Kashmir: No spotlights for the Martanda Sun Temple in Matan

The Martanda (Sun) Temple near Matan. It was raining when I was there – can you make out everything is wet?
The Martanda (Sun) Temple near Matan. It was raining when I was there – can you make out everything is wet?

The Martanda (Sun) Temple near Matan is another of the many hidden wonders of Kashmir. The first thought to cross my mind when I saw it: why is this not more famous? The Sun Temple in Konark in Orissa is known to all, and this one deserves no less attention. Again, well maintained by the ASI. I even found a guide who showed me around – here go some factoids he shared:

* Built by Lalitaditya Muktapada circa 724-61 AD.
* Devri stone used for construction – without any cement – all pieces interlock with one another.
* Has four gates, the main one was higher than the main shrine.
* Weather caused a lot of stones to erode; a fire had caused significant damage to the structure quite some time back.
* Surrounding villages abandoned and resettled thrice
* Images carved into the stones used in the temple include those of the rivers Ganga and Jamuna and Hindu Gods Brahma, Vishnu, Mahesh and Krishna.
* Platforms around the central shrine had smaller temples at one time.
* Water in pool comes through channels from Sheshnag, 50 kms (31 miles) away near Pahalgam.
* 84 rooms for stay make the perimeter of the compound.
* Foundation of the central shrine is 18 feet deep.
* There are earthen pots, 5” deep and 3.5” diameter sunk into the ground and were used for offerings and food.

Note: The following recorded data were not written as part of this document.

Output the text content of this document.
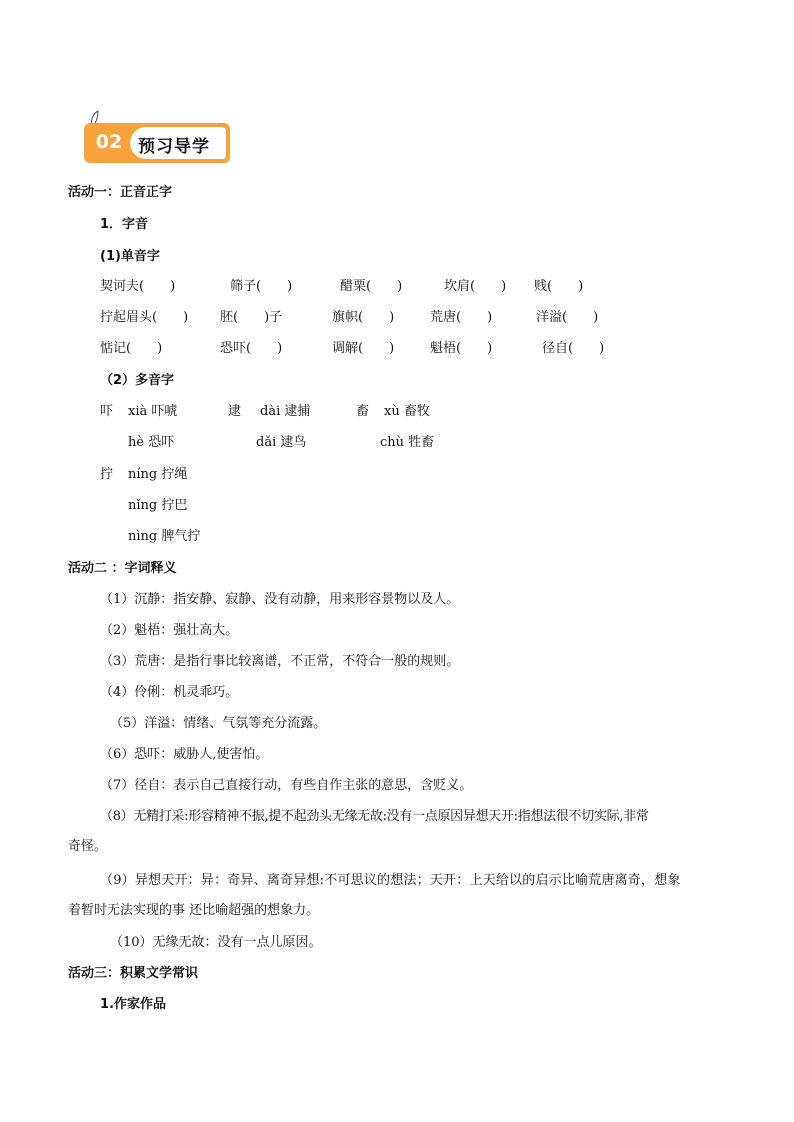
02 预习导学
活动一：正音正字
1．字音
(1)单音字
契诃夫(　　)	筛子(　　)	醋栗(　　)	坎肩(　　) 贱(　　)
拧起眉头(　　) 胚(　　)子	旗帜(　　)	荒唐(　　)	洋溢(　　)
惦记(　　)	恐吓(　　)	调解(　　)	魁梧(　　)	径自(　　)
（2）多音字
吓 xià 吓唬	逮 dài 逮捕	畜 xù 畜牧
hè 恐吓	dǎi 逮鸟	chù 牲畜
拧 níng 拧绳
nǐng 拧巴
nìng 脾气拧
活动二 ：字词释义
（1）沉静：指安静、寂静、没有动静，用来形容景物以及人。
（2）魁梧：强壮高大。
（3）荒唐：是指行事比较离谱，不正常，不符合一般的规则。
（4）伶俐：机灵乖巧。
（5）洋溢：情绪、气氛等充分流露。
（6）恐吓：威胁人,使害怕。
（7）径自：表示自己直接行动，有些自作主张的意思，含贬义。
（8）无精打采:形容精神不振,提不起劲头无缘无故:没有一点原因异想天开:指想法很不切实际,非常
奇怪。
（9）异想天开：异：奇异、离奇异想:不可思议的想法；天开：上天给以的启示比喻荒唐离奇，想象
着暂时无法实现的事 还比喻超强的想象力。
（10）无缘无故：没有一点儿原因。
活动三：积累文学常识
1.作家作品
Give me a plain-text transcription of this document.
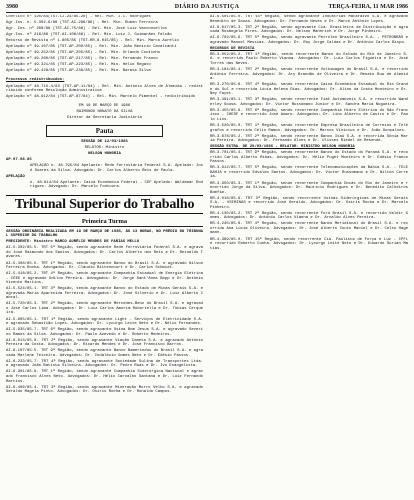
3980	DIÁRIO DA JUSTIÇA	TERÇA-FEIRA, 11 MAR 1986

Conflito nº 120/84(TST-CJ-24/85-2R) - Rel. Min. J.C. Rodrigues

Agr.Ins. n. 5.302-6/86 (TST-AI-296/86) - Rel. Min. Ruben Ferreira

Agr. Ins. nº 208/86 (TST-AI-75/86) - Rel. Min. José Luiz Vasconcellos

Agr.Ins. nº 216/86 (TST-AI-106/86) - Rel. Min. Luiz J. Guimarães Falcão

Recurso de Revista nº 1.805/85 (TST-RR-8.015/85) - Rel. Min. Marco Aurélio

Apelação nº 49.107/85 (TST-AP-200/85) - Rel. Min. João Benício Cavalcanti

Apelação nº 49.252/85 (TST-AP-205/85) - Rel. Min. Orlando Coutinho

Apelação nº 49.260/85 (TST-AP-217/85) - Rel. Min. Fernando Franco

Apelação nº 49.321/85 (TST-AP-223/85) - Rel. Min. Hélio Regato

Apelação nº 49.428/85 (TST-AP-236/85) - Rel. Min. Barata Silva

Processos redistribuídos:

Apelação nº 48.715-4/83 (TST-AP-11/84) - Rel. Min. Antônio Alves de Almeida - redistribuído conforme Resolução Administrativa

Apelação nº 48.912/84 (TST-AP-87/84) - Rel. Min. Marcelo Pimentel - redistribuído

EM 10 DE MARÇO DE 1986

RAIMUNDO NONATO DA SILVA

Diretor da Secretaria Judiciária

Pauta

SESSÃO DE 12/03/1986

RELATOR: Ministro

NELSON HUNGRIA

AP.07.08.86

APELAÇÃO n. 48.795/84 Apelante: Rede Ferroviária Federal S.A. Apelado: José Soares da Silva. Advogado: Dr. Carlos Alberto Reis de Paula.

APELAÇÃO

n. 48.914/84 Apelante: Caixa Econômica Federal - CEF Apelado: Waldemar Rodrigues. Advogado: Dr. Marcelo Fontoura.

Tribunal Superior do Trabalho
Primeira Turma

SESSÃO ORDINÁRIA REALIZADA EM 18 DE MARÇO DE 1986, ÀS 13 HORAS, NO PRÉDIO DO TRIBUNAL SUPERIOR DO TRABALHO

PRESIDENTE: Ministro MARCO AURÉLIO MENDES DE FARIAS MELLO

AI-5.302/85.5. TRT 5ª Região, sendo agravante Rede Ferroviária Federal S.A. e agravado José Raimundo dos Santos. Advogados: Dr. Carlos Alberto dos Reis e Dr. Reinaldo Tavares.

AI-5.408/85.5. TRT 1ª Região, sendo agravante Banco do Brasil S.A. e agravado Nilson Ferreira Rocha. Advogados: Dr. Cláudio Bittencourt e Dr. Carlos Schmidt.

AI-5.418/85.2. TRT 4ª Região, sendo agravante Companhia Estadual de Energia Elétrica - CEEE e agravado Odilon Pereira. Advogados: Dr. Jorge Sant'Anna Bopp e Dr. Antônio Vicente Martins.

AI-5.524/85.1. TRT 3ª Região, sendo agravante Banco do Estado de Minas Gerais S.A. e agravada Maria Aparecida Ferreira. Advogados: Dr. José Silvério e Dr. Luiz Alberto Cabral.

AI-5.720/85.3. TRT 2ª Região, sendo agravante Mercedes-Benz do Brasil S.A. e agravado José Carlos Lima. Advogados: Dr. Luiz Carlos Amorim Robortella e Dr. Tobias Cerqueira.

AI-5.805/85.1. TRT 1ª Região, sendo agravante Light - Serviços de Eletricidade S.A. e agravado Sebastião Lopes. Advogados: Dr. Lycurgo Leite Neto e Dr. Nélio Fernandes.

AI-5.935/85.7. TRT 6ª Região, sendo agravante Usina Bom Jesus S.A. e agravado Severino Ramos da Silva. Advogados: Dr. Paulo Azevedo e Dr. Roberto Medeiros.

AI-6.013/85.0. TRT 2ª Região, sendo agravante Viação Cometa S.A. e agravado Antônio Pereira da Costa. Advogados: Dr. Ricardo Mendes e Dr. José Francisco Barros.

AI-6.107/85.5. TRT 9ª Região, sendo agravante Banco Bamerindus do Brasil S.A. e agravada Marlene Teixeira. Advogados: Dr. Indalécio Gomes Neto e Dr. Edésio Passos.

AI-6.233/85.7. TRT 4ª Região, sendo agravante Sociedade Sulina de Transportes Ltda. e agravado João Batista Silveira. Advogados: Dr. Pedro Ruas e Dr. Ivo Evangelista.

AI-6.301/85.9. TRT 1ª Região, sendo agravante Companhia Siderúrgica Nacional e agravado Francisco Alves Neto. Advogados: Dr. Hélio Carvalho Santana e Dr. Luiz Fernando Martins.

AI-6.406/85.4. TRT 3ª Região, sendo agravante Mineração Morro Velho S.A. e agravado Geraldo Magela Pinto. Advogados: Dr. Osiris Rocha e Dr. Ronaldo Campos.

AI-6.501/85.0. TRT 15ª Região, sendo agravante Indústrias Matarazzo S.A. e agravado Benedito de Souza. Advogados: Dr. Fernando Neves e Dr. Marco Antônio Lopes.

AI-6.617/85.3. TRT 2ª Região, sendo agravante Cia. Brasileira de Distribuição e agravada Rosângela Pires. Advogados: Dr. Nelson Mannrich e Dr. Jorge Pinheiro.

AI-6.702/85.6. TRT 5ª Região, sendo agravante Petróleo Brasileiro S.A. - PETROBRÁS e agravado Manoel Messias. Advogados: Dr. Ruy Jorge Caldas e Dr. Antônio Carlos Bispo.

RECURSOS DE REVISTA

RR-3.052/85.2. TRT 1ª Região, sendo recorrente Banco do Estado do Rio de Janeiro S.A. e recorrido Paulo Roberto Vianna. Advogados: Dr. Luiz Carlos Figueira e Dr. José Torres das Neves.

RR-3.184/85.4. TRT 2ª Região, sendo recorrente Volkswagen do Brasil S.A. e recorrido Antônio Ferreira. Advogados: Dr. Ary Brandão de Oliveira e Dr. Renato Rua de Almeida.

RR-3.270/85.6. TRT 4ª Região, sendo recorrente Caixa Econômica Estadual do Rio Grande do Sul e recorrida Lúcia Helena Dias. Advogados: Dr. Alino da Costa Monteiro e Dr. Ney Fayet.

RR-3.391/85.1. TRT 3ª Região, sendo recorrente Fiat Automóveis S.A. e recorrido Wanderley Sousa. Advogados: Dr. Victor Russomano Júnior e Dr. Sandra Maria Nogueira.

RR-3.455/85.8. TRT 6ª Região, sendo recorrente Companhia Hidro Elétrica do São Francisco - CHESF e recorrido José Amaro. Advogados: Dr. Lino Alberto de Castro e Dr. Paulo Lins.

RR-3.520/85.0. TRT 1ª Região, sendo recorrente Empresa Brasileira de Correios e Telégrafos e recorrido Célio Ramos. Advogados: Dr. Marcos Vinícius e Dr. João Gonçalves.

RR-3.678/85.2. TRT 2ª Região, sendo recorrente Banco Itaú S.A. e recorrida Sônia Maria Pereira. Advogados: Dr. Fernando Alves e Dr. Ulisses Riedel de Resende.

SESSÃO EXTRA. DE 20/03/1986 - RELATOR: MINISTRO NELSON HUNGRIA

RR-3.701/85.4. TRT 9ª Região, sendo recorrente Banco do Estado do Paraná S.A. e recorrido Carlos Alberto Ribas. Advogados: Dr. Hélio Puget Monteiro e Dr. Edésio Franco Passos.

RR-3.812/85.7. TRT 5ª Região, sendo recorrente Telecomunicações da Bahia S.A. - TELEBAHIA e recorrido Edvaldo Santos. Advogados: Dr. Victor Russomano e Dr. Nilton Correia.

RR-3.950/85.3. TRT 1ª Região, sendo recorrente Companhia Docas do Rio de Janeiro e recorrido Jorge da Silva. Advogados: Dr. Maurício Rodrigues e Dr. Benedito Calheiros Bomfim.

RR-4.016/85.9. TRT 3ª Região, sendo recorrente Usinas Siderúrgicas de Minas Gerais S.A. - USIMINAS e recorrido José Geraldo. Advogados: Dr. Osiris Rocha e Dr. Marcelo Pinheiro.

RR-4.130/85.2. TRT 2ª Região, sendo recorrente Ford Brasil S.A. e recorrido Valdir Gomes. Advogados: Dr. Antônio Carlos Vianna e Dr. Arnaldo Alves Pereira.

RR-4.245/85.6. TRT 4ª Região, sendo recorrente Banco Meridional do Brasil S.A. e recorrida Ana Lúcia Oliveira. Advogados: Dr. José Alberto Couto Maciel e Dr. Celso Hagemann.

RR-4.389/85.0. TRT 15ª Região, sendo recorrente Cia. Paulista de Força e Luz - CPFL e recorrido Roberto Cunha. Advogados: Dr. Lycurgo Leite Neto e Dr. Eduardo Surian Matias.
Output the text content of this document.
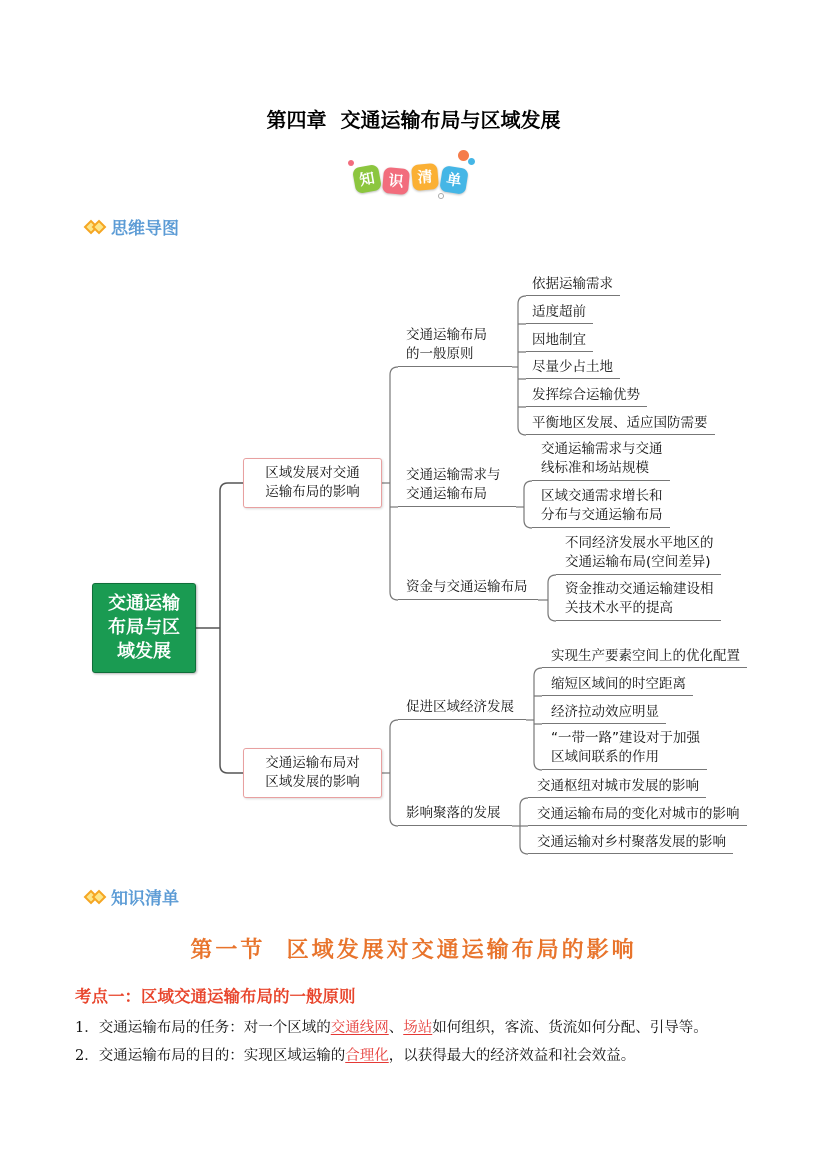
第四章  交通运输布局与区域发展
知 识 清 单
思维导图
交通运输
布局与区
域发展
区域发展对交通
运输布局的影响
交通运输布局对
区域发展的影响
交通运输布局
的一般原则
交通运输需求与
交通运输布局
资金与交通运输布局
促进区域经济发展
影响聚落的发展
依据运输需求
适度超前
因地制宜
尽量少占土地
发挥综合运输优势
平衡地区发展、适应国防需要
交通运输需求与交通
线标准和场站规模
区域交通需求增长和
分布与交通运输布局
不同经济发展水平地区的
交通运输布局(空间差异)
资金推动交通运输建设相
关技术水平的提高
实现生产要素空间上的优化配置
缩短区域间的时空距离
经济拉动效应明显
“一带一路”建设对于加强
区域间联系的作用
交通枢纽对城市发展的影响
交通运输布局的变化对城市的影响
交通运输对乡村聚落发展的影响
知识清单
第一节  区域发展对交通运输布局的影响
考点一：区域交通运输布局的一般原则
1．交通运输布局的任务：对一个区域的交通线网、场站如何组织，客流、货流如何分配、引导等。
2．交通运输布局的目的：实现区域运输的合理化，以获得最大的经济效益和社会效益。
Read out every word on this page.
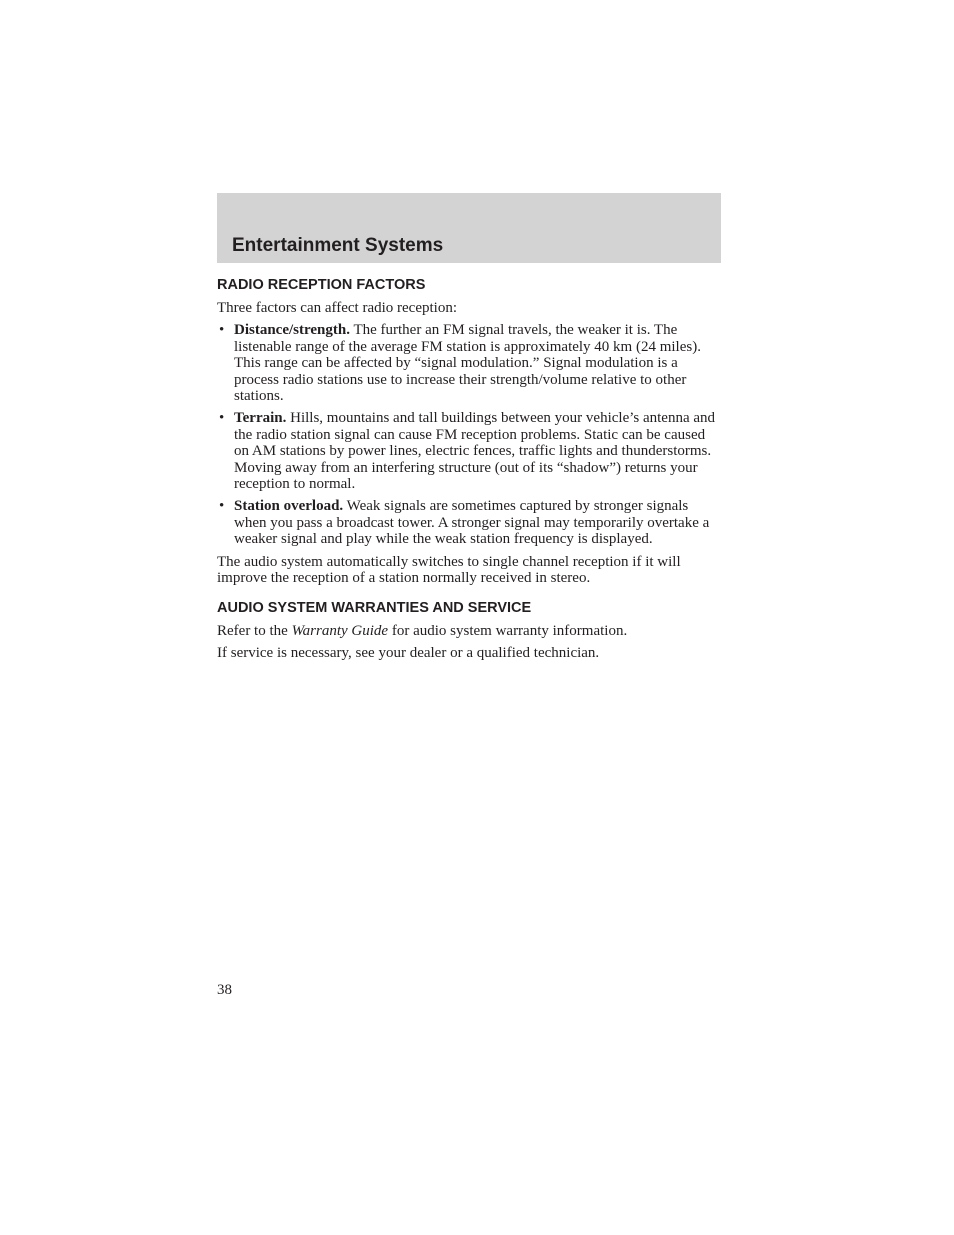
Entertainment Systems
RADIO RECEPTION FACTORS

Three factors can affect radio reception:

• Distance/strength. The further an FM signal travels, the weaker it is. The listenable range of the average FM station is approximately 40 km (24 miles). This range can be affected by “signal modulation.” Signal modulation is a process radio stations use to increase their strength/volume relative to other stations.
• Terrain. Hills, mountains and tall buildings between your vehicle’s antenna and the radio station signal can cause FM reception problems. Static can be caused on AM stations by power lines, electric fences, traffic lights and thunderstorms. Moving away from an interfering structure (out of its “shadow”) returns your reception to normal.
• Station overload. Weak signals are sometimes captured by stronger signals when you pass a broadcast tower. A stronger signal may temporarily overtake a weaker signal and play while the weak station frequency is displayed.

The audio system automatically switches to single channel reception if it will improve the reception of a station normally received in stereo.

AUDIO SYSTEM WARRANTIES AND SERVICE

Refer to the Warranty Guide for audio system warranty information.

If service is necessary, see your dealer or a qualified technician.

38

Here is a fascinating bit: How did workers place such heavy rocks atop each other? They would place those at the ground level first, then fill the whole area with mud, roll the next set atop these, fix these and fill more mud. At the end of this entire exercise, all the mud was removed to unveil a new temple shining like the sun.

Getting there: The temple is located 4 km (2.5 miles) from Matan in Anantnag district. You will have to ask for directions – don’t get wrongly directed to a more recent Sun Temple in Matan itself.